Üstünberk Holding Türkiye İnsan Kaynakları Direktörü Hülya Polatcan şunları söyledi: “Kadın çalışanlarımız için yan fayda olarak çocuk bakımı hizmeti sağlamakta ve bu hizmetin kalitesini yakından takip etmekteyiz. Bu hizmet nedeniyle fabrikada çalışan kadın sayısında önemli bir artış oldu. Bu yan fayda aynı zamanda verimliliği arttırmak ve çalışan turnover oranını düşürmekte büyük etki sağladı. Bununla birlikte Martur’un temel amacı çocuklarının güvenli ellerde olduğunu bilen kadın çalışanlarının işyerindeyken kendilerini stres altında hissetmemeleridir. Çalışanlar, çocuklarının iyi bakıldıklarına emin olduklarından işteyken akılları çocuklarında kalmayacaktır.

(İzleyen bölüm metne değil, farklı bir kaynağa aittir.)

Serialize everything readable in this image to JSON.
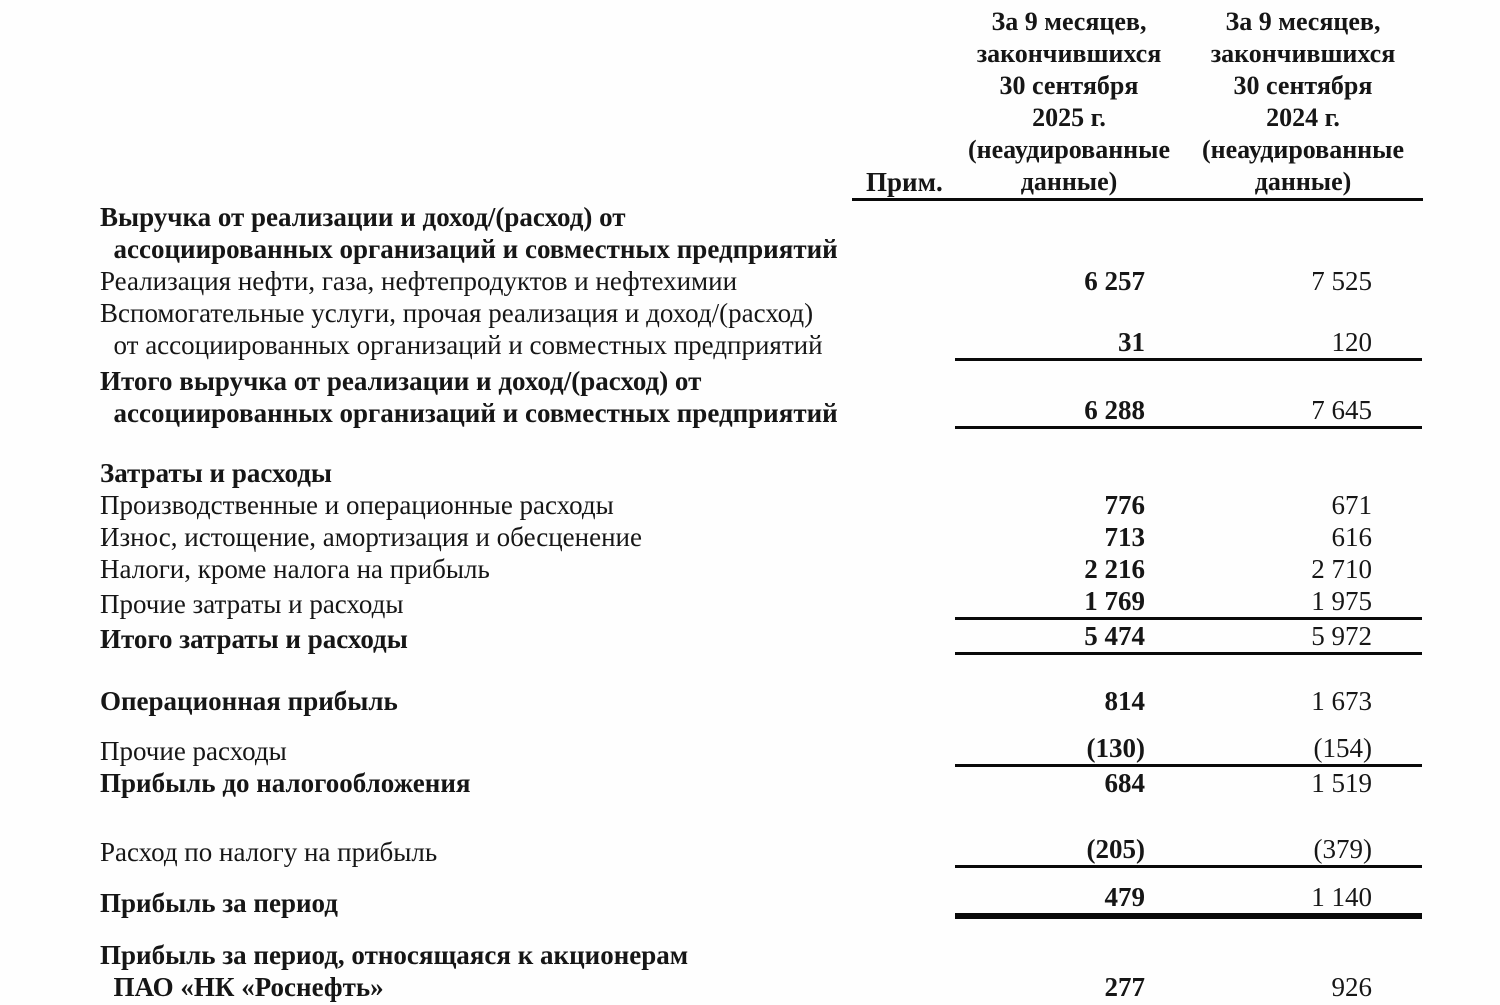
{
  "document": {
    "type": "consolidated income statement (Russian, unaudited)",
    "header": {
      "note_col": "Прим.",
      "col_2025": "За 9 месяцев,\nзакончившихся\n30 сентября\n2025 г.\n(неаудированные\nданные)",
      "col_2024": "За 9 месяцев,\nзакончившихся\n30 сентября\n2024 г.\n(неаудированные\nданные)"
    },
    "rules_color": "#0a0a0a",
    "rows": [
      {
        "label": "Выручка от реализации и доход/(расход) от\n  ассоциированных организаций и совместных предприятий",
        "bold": true,
        "v2025": "",
        "v2024": "",
        "rule": "none",
        "gap": 0
      },
      {
        "label": "Реализация нефти, газа, нефтепродуктов и нефтехимии",
        "bold": false,
        "v2025": "6 257",
        "v2024": "7 525",
        "rule": "none",
        "gap": 0
      },
      {
        "label": "Вспомогательные услуги, прочая реализация и доход/(расход)\n  от ассоциированных организаций и совместных предприятий",
        "bold": false,
        "v2025": "31",
        "v2024": "120",
        "rule": "single",
        "gap": 0
      },
      {
        "label": "Итого выручка от реализации и доход/(расход) от\n  ассоциированных организаций и совместных предприятий",
        "bold": true,
        "v2025": "6 288",
        "v2024": "7 645",
        "rule": "single",
        "gap": 4
      },
      {
        "label": "Затраты и расходы",
        "bold": true,
        "v2025": "",
        "v2024": "",
        "rule": "none",
        "gap": 28
      },
      {
        "label": "Производственные и операционные расходы",
        "bold": false,
        "v2025": "776",
        "v2024": "671",
        "rule": "none",
        "gap": 0
      },
      {
        "label": "Износ, истощение, амортизация и обесценение",
        "bold": false,
        "v2025": "713",
        "v2024": "616",
        "rule": "none",
        "gap": 0
      },
      {
        "label": "Налоги, кроме налога на прибыль",
        "bold": false,
        "v2025": "2 216",
        "v2024": "2 710",
        "rule": "none",
        "gap": 0
      },
      {
        "label": "Прочие затраты и расходы",
        "bold": false,
        "v2025": "1 769",
        "v2024": "1 975",
        "rule": "single",
        "gap": 0
      },
      {
        "label": "Итого затраты и расходы",
        "bold": true,
        "v2025": "5 474",
        "v2024": "5 972",
        "rule": "single",
        "gap": 0
      },
      {
        "label": "Операционная прибыль",
        "bold": true,
        "v2025": "814",
        "v2024": "1 673",
        "rule": "none",
        "gap": 30
      },
      {
        "label": "Прочие расходы",
        "bold": false,
        "v2025": "(130)",
        "v2024": "(154)",
        "rule": "single",
        "gap": 15
      },
      {
        "label": "Прибыль до налогообложения",
        "bold": true,
        "v2025": "684",
        "v2024": "1 519",
        "rule": "none",
        "gap": 0
      },
      {
        "label": "Расход по налогу на прибыль",
        "bold": false,
        "v2025": "(205)",
        "v2024": "(379)",
        "rule": "single",
        "gap": 34
      },
      {
        "label": "Прибыль за период",
        "bold": true,
        "v2025": "479",
        "v2024": "1 140",
        "rule": "thick",
        "gap": 13
      },
      {
        "label": "Прибыль за период, относящаяся к акционерам\n  ПАО «НК «Роснефть»",
        "bold": true,
        "v2025": "277",
        "v2024": "926",
        "rule": "none",
        "gap": 20
      }
    ]
  }
}
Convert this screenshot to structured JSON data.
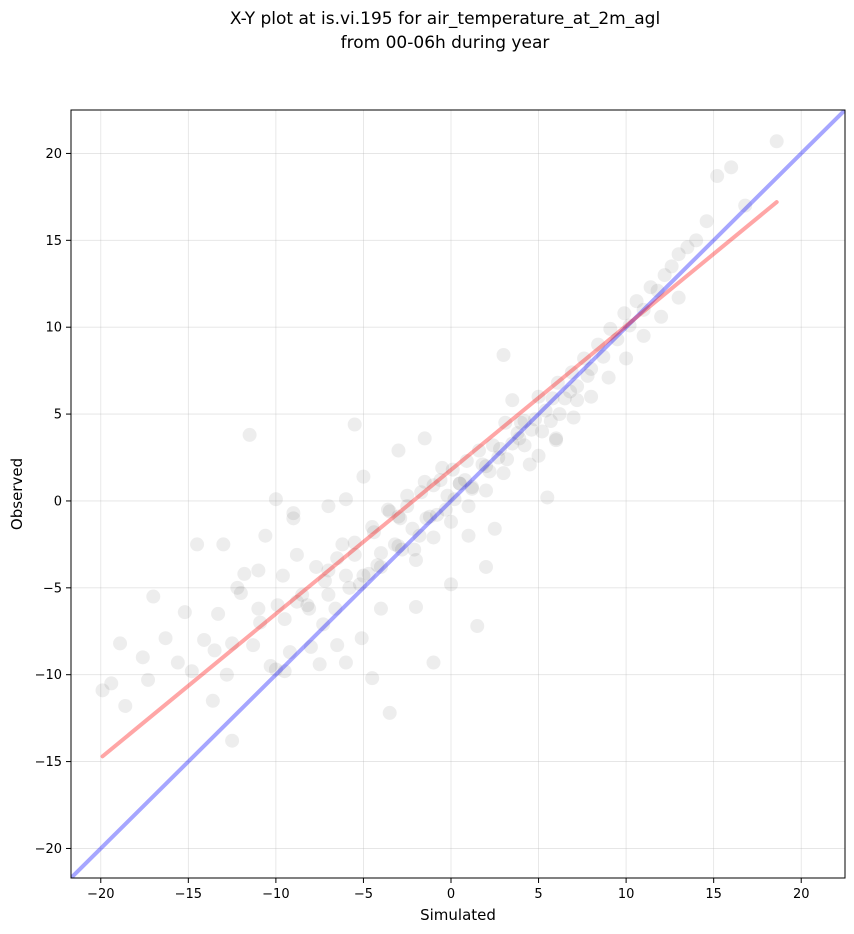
{
  "chart_data": {
    "type": "scatter",
    "title": "X-Y plot at is.vi.195 for air_temperature_at_2m_agl",
    "subtitle": "from 00-06h during year",
    "xlabel": "Simulated",
    "ylabel": "Observed",
    "xlim": [
      -21.7,
      22.5
    ],
    "ylim": [
      -21.7,
      22.5
    ],
    "xticks": [
      -20,
      -15,
      -10,
      -5,
      0,
      5,
      10,
      15,
      20
    ],
    "yticks": [
      -20,
      -15,
      -10,
      -5,
      0,
      5,
      10,
      15,
      20
    ],
    "grid": true,
    "legend": "none",
    "point_color": "#000000",
    "point_alpha": 0.07,
    "lines": [
      {
        "type": "identity",
        "color": "#0000ff",
        "x": [
          -21.7,
          22.5
        ],
        "y": [
          -21.7,
          22.5
        ]
      },
      {
        "type": "regression",
        "color": "#ff0000",
        "x": [
          -19.9,
          18.6
        ],
        "y": [
          -14.7,
          17.2
        ]
      }
    ],
    "points": {
      "x": [
        -19.9,
        -19.4,
        -18.6,
        -18.9,
        -17.6,
        -17.3,
        -17.0,
        -16.3,
        -15.6,
        -15.2,
        -14.8,
        -14.1,
        -13.6,
        -13.3,
        -12.8,
        -12.5,
        -12.2,
        -11.8,
        -11.3,
        -10.9,
        -10.6,
        -10.3,
        -9.9,
        -9.6,
        -9.2,
        -8.8,
        -8.5,
        -8.1,
        -7.7,
        -7.3,
        -7.0,
        -6.6,
        -6.2,
        -5.8,
        -5.5,
        -5.1,
        -4.7,
        -4.4,
        -4.0,
        -3.6,
        -3.2,
        -2.9,
        -2.5,
        -2.1,
        -1.7,
        -1.4,
        -1.0,
        -0.6,
        -0.3,
        0.1,
        0.5,
        0.9,
        1.2,
        1.6,
        2.0,
        2.4,
        2.7,
        3.1,
        3.5,
        3.9,
        4.2,
        4.6,
        5.0,
        5.4,
        5.7,
        6.1,
        6.5,
        6.9,
        7.2,
        7.6,
        8.0,
        8.4,
        8.7,
        9.1,
        9.5,
        9.9,
        10.2,
        10.6,
        11.0,
        11.4,
        11.8,
        12.2,
        12.6,
        13.0,
        13.5,
        14.0,
        14.6,
        15.2,
        16.0,
        16.8,
        18.6,
        -13.0,
        -12.0,
        -11.5,
        -9.5,
        -8.0,
        -6.0,
        -5.5,
        -4.0,
        -3.5,
        -3.0,
        -1.0,
        0.5,
        1.5,
        2.5,
        4.0,
        5.5,
        -11.0,
        -10.0,
        -9.0,
        -7.5,
        -6.5,
        -5.0,
        -4.5,
        -2.0,
        -1.5,
        0.0,
        1.0,
        2.0,
        3.0,
        3.5,
        4.5,
        6.0,
        -8.8,
        -7.2,
        -6.0,
        -4.2,
        -3.0,
        -2.2,
        -1.2,
        -0.2,
        0.8,
        1.8,
        2.8,
        3.8,
        4.8,
        5.8,
        6.8,
        7.8,
        -9.5,
        -8.2,
        -7.0,
        -5.2,
        -4.0,
        -2.8,
        -1.8,
        -0.8,
        0.2,
        1.2,
        2.2,
        3.2,
        4.2,
        5.2,
        6.2,
        7.2,
        -14.5,
        -13.5,
        -12.5,
        -11.0,
        -10.0,
        -9.0,
        -7.0,
        -6.0,
        -5.0,
        -3.0,
        -2.0,
        -1.0,
        0.0,
        1.0,
        2.0,
        3.0,
        5.0,
        6.0,
        7.0,
        8.0,
        9.0,
        10.0,
        11.0,
        12.0,
        13.0,
        -6.5,
        -5.5,
        -4.5,
        -3.5,
        -2.5,
        -1.5,
        -0.5
      ],
      "y": [
        -10.9,
        -10.5,
        -11.8,
        -8.2,
        -9.0,
        -10.3,
        -5.5,
        -7.9,
        -9.3,
        -6.4,
        -9.8,
        -8.0,
        -11.5,
        -6.5,
        -10.0,
        -8.2,
        -5.0,
        -4.2,
        -8.3,
        -7.0,
        -2.0,
        -9.5,
        -6.0,
        -4.3,
        -8.7,
        -3.1,
        -5.4,
        -6.2,
        -3.8,
        -7.1,
        -4.0,
        -6.2,
        -2.5,
        -5.0,
        -3.1,
        -7.9,
        -4.2,
        -1.8,
        -3.0,
        -0.5,
        -2.5,
        -1.0,
        -0.3,
        -2.8,
        0.5,
        -1.0,
        0.9,
        1.2,
        -0.5,
        1.8,
        1.0,
        2.3,
        0.8,
        2.9,
        2.0,
        3.2,
        2.5,
        4.5,
        3.3,
        3.6,
        4.6,
        4.1,
        6.0,
        5.2,
        4.6,
        6.8,
        5.9,
        7.4,
        6.6,
        8.2,
        7.6,
        9.0,
        8.3,
        9.9,
        9.3,
        10.8,
        10.1,
        11.5,
        11.0,
        12.3,
        12.1,
        13.0,
        13.5,
        14.2,
        14.6,
        15.0,
        16.1,
        18.7,
        19.2,
        17.0,
        20.7,
        -2.5,
        -5.3,
        3.8,
        -9.8,
        -8.4,
        -9.3,
        4.4,
        -6.2,
        -12.2,
        2.9,
        -9.3,
        1.0,
        -7.2,
        -1.6,
        4.5,
        0.2,
        -6.2,
        0.1,
        -1.0,
        -9.4,
        -8.3,
        1.4,
        -10.2,
        -6.1,
        3.6,
        -4.8,
        -2.0,
        -3.8,
        8.4,
        5.8,
        2.1,
        3.5,
        -5.8,
        -4.6,
        -4.3,
        -3.7,
        -2.6,
        -1.6,
        -0.9,
        0.3,
        1.2,
        2.1,
        3.0,
        3.9,
        4.7,
        5.9,
        6.3,
        7.2,
        -6.8,
        -6.0,
        -5.4,
        -4.8,
        -3.8,
        -2.8,
        -2.0,
        -0.8,
        0.1,
        0.7,
        1.7,
        2.4,
        3.2,
        4.0,
        5.0,
        5.8,
        -2.5,
        -8.6,
        -13.8,
        -4.0,
        -9.7,
        -0.7,
        -0.3,
        0.1,
        -4.3,
        -0.9,
        -3.4,
        -2.1,
        -1.2,
        -0.3,
        0.6,
        1.6,
        2.6,
        3.6,
        4.8,
        6.0,
        7.1,
        8.2,
        9.5,
        10.6,
        11.7,
        -3.3,
        -2.4,
        -1.5,
        -0.6,
        0.3,
        1.1,
        1.9
      ]
    }
  }
}
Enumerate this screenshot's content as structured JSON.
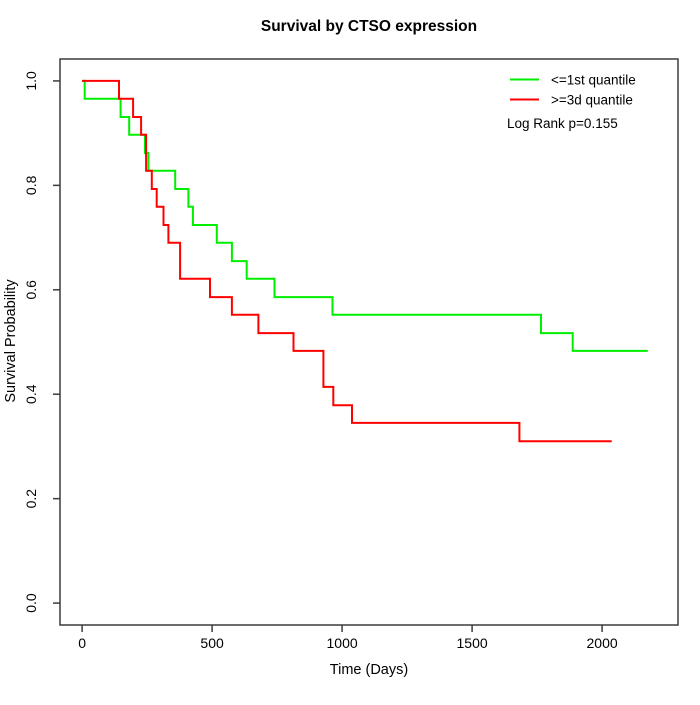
{
  "chart_data": {
    "type": "line",
    "subtype": "kaplan-meier-step",
    "title": "Survival by CTSO expression",
    "xlabel": "Time (Days)",
    "ylabel": "Survival Probability",
    "x_ticks": [
      0,
      500,
      1000,
      1500,
      2000
    ],
    "x_tick_labels": [
      "0",
      "500",
      "1000",
      "1500",
      "2000"
    ],
    "y_ticks": [
      0.0,
      0.2,
      0.4,
      0.6,
      0.8,
      1.0
    ],
    "y_tick_labels": [
      "0.0",
      "0.2",
      "0.4",
      "0.6",
      "0.8",
      "1.0"
    ],
    "xlim": [
      -85,
      2292
    ],
    "ylim": [
      -0.042,
      1.042
    ],
    "grid": false,
    "legend_position": "top-right",
    "annotation": "Log Rank p=0.155",
    "axis_color": "#3c3c3c",
    "series": [
      {
        "name": "<=1st quantile",
        "color": "#00ee00",
        "end_time": 2176,
        "points": [
          [
            0,
            1.0
          ],
          [
            10,
            0.966
          ],
          [
            148,
            0.931
          ],
          [
            181,
            0.897
          ],
          [
            242,
            0.862
          ],
          [
            255,
            0.828
          ],
          [
            358,
            0.793
          ],
          [
            409,
            0.759
          ],
          [
            426,
            0.724
          ],
          [
            518,
            0.69
          ],
          [
            576,
            0.655
          ],
          [
            633,
            0.621
          ],
          [
            740,
            0.586
          ],
          [
            963,
            0.552
          ],
          [
            1765,
            0.517
          ],
          [
            1887,
            0.483
          ]
        ]
      },
      {
        "name": ">=3d quantile",
        "color": "#ff0000",
        "end_time": 2037,
        "points": [
          [
            0,
            1.0
          ],
          [
            142,
            0.966
          ],
          [
            196,
            0.931
          ],
          [
            227,
            0.897
          ],
          [
            246,
            0.828
          ],
          [
            268,
            0.793
          ],
          [
            287,
            0.759
          ],
          [
            313,
            0.724
          ],
          [
            332,
            0.69
          ],
          [
            377,
            0.621
          ],
          [
            492,
            0.586
          ],
          [
            576,
            0.552
          ],
          [
            678,
            0.517
          ],
          [
            813,
            0.483
          ],
          [
            928,
            0.414
          ],
          [
            966,
            0.379
          ],
          [
            1038,
            0.345
          ],
          [
            1682,
            0.31
          ]
        ]
      }
    ]
  }
}
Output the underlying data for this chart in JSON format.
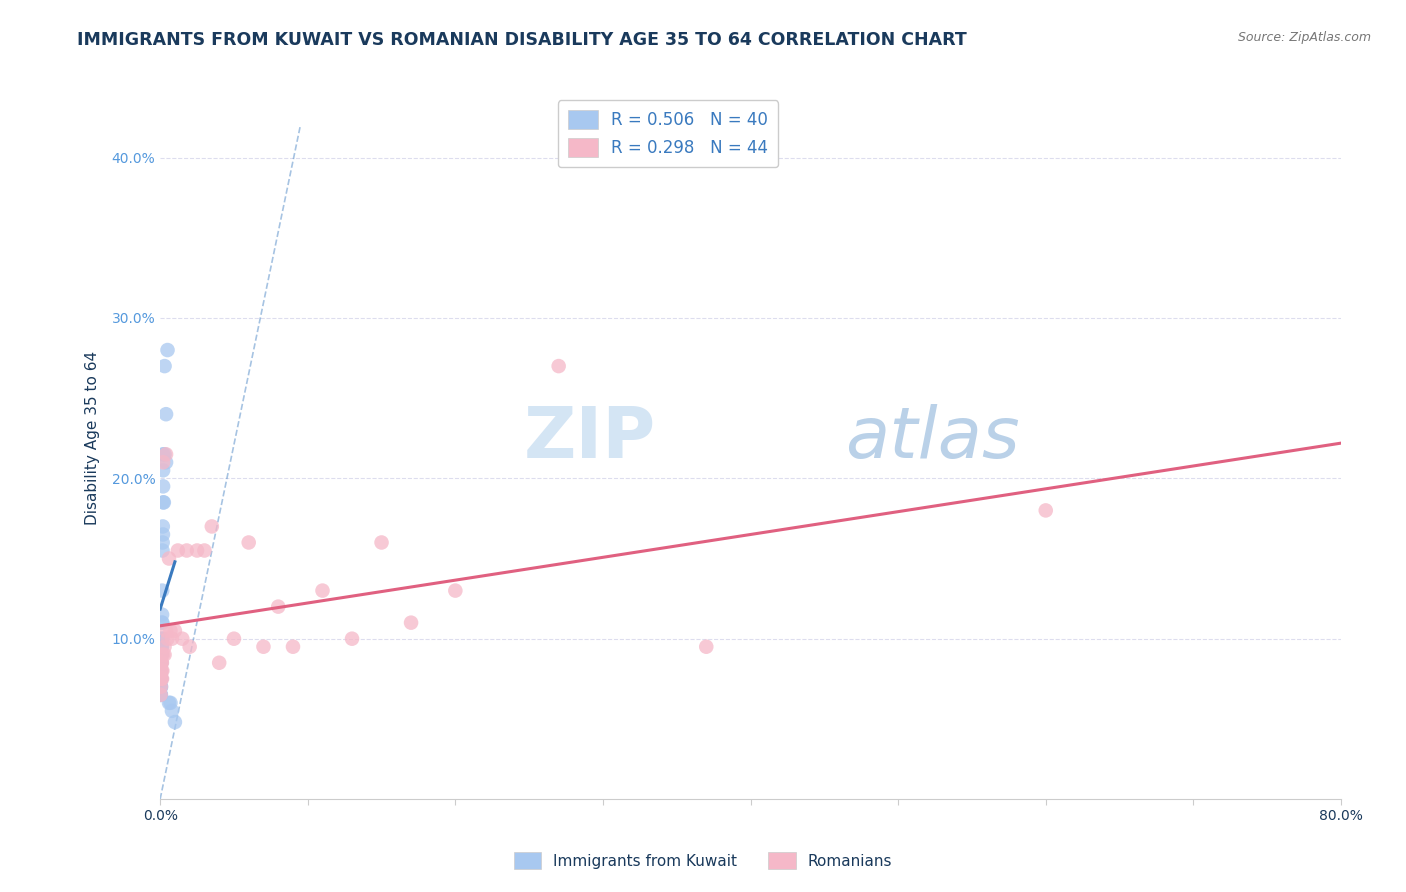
{
  "title": "IMMIGRANTS FROM KUWAIT VS ROMANIAN DISABILITY AGE 35 TO 64 CORRELATION CHART",
  "source": "Source: ZipAtlas.com",
  "ylabel": "Disability Age 35 to 64",
  "xlim": [
    0.0,
    0.8
  ],
  "ylim": [
    0.0,
    0.45
  ],
  "x_ticks": [
    0.0,
    0.1,
    0.2,
    0.3,
    0.4,
    0.5,
    0.6,
    0.7,
    0.8
  ],
  "y_ticks": [
    0.0,
    0.1,
    0.2,
    0.3,
    0.4
  ],
  "color_kuwait": "#a8c8f0",
  "color_romanian": "#f5b8c8",
  "color_line_kuwait": "#3a7abf",
  "color_line_romanian": "#e06080",
  "color_title": "#1a3a5c",
  "color_source": "#777777",
  "color_yaxis": "#5599dd",
  "watermark_zip": "ZIP",
  "watermark_atlas": "atlas",
  "background_color": "#ffffff",
  "grid_color": "#ddddee",
  "title_fontsize": 12.5,
  "tick_fontsize": 10,
  "kuwait_x": [
    0.0003,
    0.0003,
    0.0004,
    0.0004,
    0.0005,
    0.0005,
    0.0006,
    0.0006,
    0.0007,
    0.0007,
    0.0008,
    0.0008,
    0.0009,
    0.001,
    0.001,
    0.001,
    0.0012,
    0.0012,
    0.0013,
    0.0014,
    0.0015,
    0.0015,
    0.0016,
    0.0017,
    0.0018,
    0.0019,
    0.002,
    0.002,
    0.002,
    0.002,
    0.0025,
    0.003,
    0.003,
    0.004,
    0.004,
    0.005,
    0.006,
    0.007,
    0.008,
    0.01
  ],
  "kuwait_y": [
    0.065,
    0.07,
    0.065,
    0.075,
    0.065,
    0.07,
    0.07,
    0.075,
    0.08,
    0.09,
    0.075,
    0.09,
    0.085,
    0.09,
    0.095,
    0.1,
    0.095,
    0.11,
    0.115,
    0.13,
    0.1,
    0.11,
    0.155,
    0.16,
    0.17,
    0.165,
    0.185,
    0.195,
    0.205,
    0.215,
    0.185,
    0.215,
    0.27,
    0.21,
    0.24,
    0.28,
    0.06,
    0.06,
    0.055,
    0.048
  ],
  "romanian_x": [
    0.0003,
    0.0004,
    0.0005,
    0.0006,
    0.0006,
    0.0007,
    0.0008,
    0.001,
    0.001,
    0.0012,
    0.0013,
    0.0015,
    0.002,
    0.002,
    0.003,
    0.003,
    0.004,
    0.004,
    0.005,
    0.006,
    0.007,
    0.008,
    0.01,
    0.012,
    0.015,
    0.018,
    0.02,
    0.025,
    0.03,
    0.035,
    0.04,
    0.05,
    0.06,
    0.07,
    0.08,
    0.09,
    0.11,
    0.13,
    0.15,
    0.17,
    0.2,
    0.27,
    0.37,
    0.6
  ],
  "romanian_y": [
    0.065,
    0.07,
    0.08,
    0.075,
    0.085,
    0.075,
    0.085,
    0.09,
    0.08,
    0.085,
    0.075,
    0.08,
    0.21,
    0.09,
    0.095,
    0.09,
    0.215,
    0.105,
    0.1,
    0.15,
    0.105,
    0.1,
    0.105,
    0.155,
    0.1,
    0.155,
    0.095,
    0.155,
    0.155,
    0.17,
    0.085,
    0.1,
    0.16,
    0.095,
    0.12,
    0.095,
    0.13,
    0.1,
    0.16,
    0.11,
    0.13,
    0.27,
    0.095,
    0.18
  ]
}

Raporda incelenen örnekler, çalışanlarına çocuk bakım desteği sağlayan firmaların pek çok alanda önemli kazanımlar elde ettiğini ortaya koyuyor. Örneğin bu gibi uygulamaları bulunan şirketlerde çalışanlar daha az sıklıkla işten ayrılıyor. İşe başvuru süreçlerinde daha kalifiye çalışanlar baş vuruyor ve pozisyonlar daha hızlı doldurulabiliyor. Aynı şekilde çocuk bakımına destek olan firmalarda işe gelmeme günleri azalıyor, çalışanların verimliliği ve odaklanmasını yanı sıra firmalarına olan bağlılık ve motivasyonlarında da artış sağlanıyor. Ayrıca bu gibi iş yerlerinde cinsiyet eşitliğinde ve kadınların liderlik pozisyonlarına gelmelerinde de ilerleme kaydedildiği gözlemleniyor.
Daha iyi ve ulaşılabilir çocuk bakımı her geçen gün, ekonomik büyüme için önemli bir itici güç haline geliyor. Çalışan anne ve babalar iş gücüne eşit olarak katılabildiği zaman kendi satın alma güçlerini artırabildikleri gibi, şirketlerin ve ekonomilerin büyümesine de katkıda bulunuyorlar. Erken yaştan itibaren eğitime tabi olan çocuklar, daha sağlıklı ve okulda daha başarılı öğrenciler oluyorlar ve ileride daha üretken yetişkinlere dönüşüyorlar.
Raporun hazırlanmasında IFC stratejik ortakları Care.com, Kadın Politik Araştırmaları Enstitüsü, Uluslararası Çalışma Örgütü, Kidogo, UN Global Compact, UN Women, ve IFC’nin Tackling Childcare Partnership insiyatifinde yer alan şirketlerin uzmanlığından faydalanıldı.
Gelişmekte olan ülkelerde istihdamın yaklaşık yüzde 90’ının sağlayan özel sektör, ekonomik büyüme ve kalkınmanın itici gücüdür. IFC’nin “Çocuk Bakımına Çözüm” girişimi IFC’nin iş dünyasındaki cinsiyet eşitsizliğinin azalmasına yönelik çabalarının yanı sıra, özel sektör ve kamunun çocuk bakımı alanında fırsatlar yaratmak için nasıl daha iyi işbirliği içerisinde olabileceğine dikkat çekiyor.